El detective chapucero
Pese a la inexistencia del supuesto conflicto de jurisdicción entre los poderes ejecutivo y judicial inventado por el Gobierno en torno al indulto del ex juez Liaño, el absurdo litigio promovido por el ministro de Justicia sigue su curso ante el Tribunal de Conflictos de Jurisdicción (TCJ), un órgano partitario formado por tres consejeros de Estado, dos magistrados y el presidente del Supremo. Tal y como era previsible, el fiscal cumplió las instrucciones de sus superiores jerárquicos y conminó a la Sala Segunda a rectificar su auto del pasado 13 de marzo y a ejecutar al pie de la letra la medida de gracia dictada en favor de Liaño, condenado por un delito continuado de prevaricación a la pérdida definitiva de la carrera y a quince años de inhabilitación. El aparente conflicto nace de que el Supremo, competente para controlar la parte reglada de cualquier medida discrecional del Gobierno, aplicó el indulto a la pena aún no cumplida, pero consideró ilegal extenderlo a la pena ya cumplida, esto es, el reintegro en la carrera de la que Liaño ya fue expulsado.
No contento con respaldar al ministro de Justicia, de quien depende, el abogado del Estado niega la existencia de tres de las cuatro sentencias del Supremo de 1895 y 1896 citadas en el auto del 13 de marzo 'unicamente a título ejemplificativo' para mostrar la existencia de 'antecedentes ciertamente remotos' de la delimitación por los tribunales del alcance de los indultos. El sensacional descubrimiento de este letrado metido a detective pretendía cazar a los diez magistrados firmantes de la resolución (sólo un miembro de la Sala votó en contra) en un monumental renuncio a medio camino entre la negligencia profesional y la prevaricación. Pero el Supremo apagó rápidamente ese fuego fatuo: el supuesto escándalo se reduce a la transcripción incorrecta de la fecha de dos sentencias y a una equivocación del chapucero émulo de Sherlock Holmes respecto al año de la tercera resolución.
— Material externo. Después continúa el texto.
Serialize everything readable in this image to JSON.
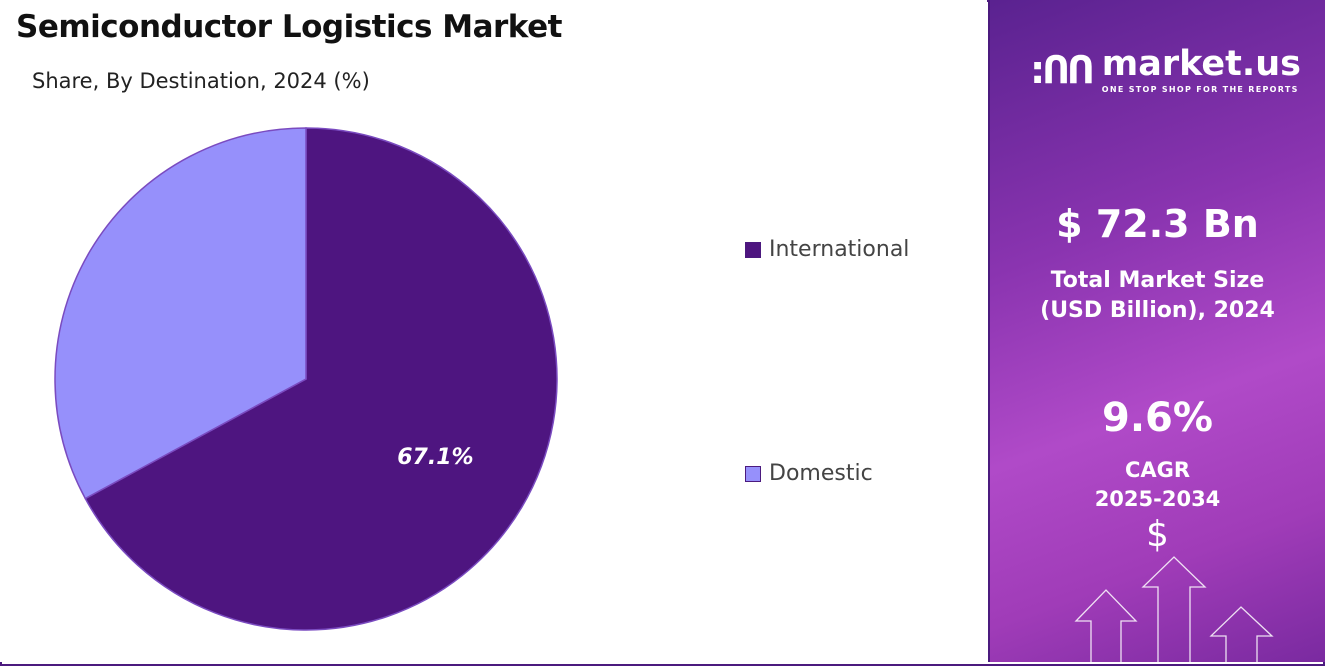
{
  "title": "Semiconductor Logistics Market",
  "subtitle": "Share, By Destination, 2024 (%)",
  "chart_data": {
    "type": "pie",
    "categories": [
      "International",
      "Domestic"
    ],
    "values": [
      67.1,
      32.9
    ],
    "data_labels": [
      "67.1%",
      ""
    ],
    "colors": [
      "#4e1580",
      "#9690fb"
    ],
    "legend": "right"
  },
  "sidebar": {
    "brand": "market.us",
    "tagline": "ONE STOP SHOP FOR THE REPORTS",
    "market_size": "$ 72.3 Bn",
    "market_size_label_1": "Total Market Size",
    "market_size_label_2": "(USD Billion), 2024",
    "cagr": "9.6%",
    "cagr_label": "CAGR",
    "cagr_period": "2025-2034",
    "dollar_symbol": "$"
  }
}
Las cuatro sentencias están relacionadas con un indulto de 16 de mayo de 1894 concedido, según el diario El Mundo -tan riguroso como siempre-, por Alfonso XII, muerto en 1885. La medida de gracia no beneficiaba sólo a los condenados por sentencia firme, sino que se extendía también a los acusados de delitos castigados con penas menores: el mecanismo para conseguir ese efecto era el desestimiento del fiscal en tales supuestos. Las cuatro sentencias se pronuncian sobre recursos de casación presentados contra resoluciones judiciales relacionadas con la aplicación del indulto de 1894 cuando el ministerio público renunciaba a la acusación. El Supremo revocó los autos de sobreseimiento dictados por las audiencias de Madrid (sobre un delito de injurias a la autoridad) y Granada (respecto a una distracción de fondos): aunque el fiscal había desistido, los acusadores privados mantuvieron sus posiciones. En cambio, la Sala rechazó los recursos contra las condenas impuestas por las audiencias de Oviedo (a unos vecinos bronquistas de Villaviciosa) y de La Habana (a tres estafadores de un menor de edad) pese a que fiscal renunció a seguir acusando mientras los ofendidos mantenían su acción.
El deseo de refutar la tesis gubernamental sobre la inexistencia de precedentes históricos de control judicial en la aplicación de indultos tal vez explique la mención perfectamente prescindible de esas sentencias finiseculares. Pero el legítimo debate jurídico sobre la utilidad de esos antecedentes para iluminar el caso Liaño es cosa bien distinta de la maliciosa conclusión -sostenida por medios gubernamen-tales- de que la Sala Segunda tergiversó de forma consciente e intencionada la jurisprudencia del Supremo de 1895 y 1896 para apuntalar su decisión a falta de otros argumentos.
El auto de 13 de marzo de la Sala Segunda no necesitaba esas cuatro sentencias para fundamentar de manera sólida e incontrovertible su fallo. El Tribunal de Conflictos, una institutución híbrida de orígenes preconstitucionales, no puede arrebatar al Poder Judicial la potestad jurisdiccional que le asigna el artículo 117 de la Constitución de forma exclusiva. La propia ley reguladora del TCJ declara la improcedencia de plantear conflictos de jurisdicción sobre asuntos judiciales resueltos por auto o sentencia firme, excluye de su ámbito competencial los conflictos intrajurisdiccionales (por ejemplo, entre instancias penales y contencioso-administrativas) y limita el alcance de sus sentencias a la tarea de determinar 'a quién corresponde la jurisdicción controvertida' (sin pronunciarse sobre el fondo del asunto). Resulta evidente que el Gobierno pretende conseguir mediante ese inventado conflicto de jurisdicción los efectos del recurso judicial que no tiene en este caso a su alcance.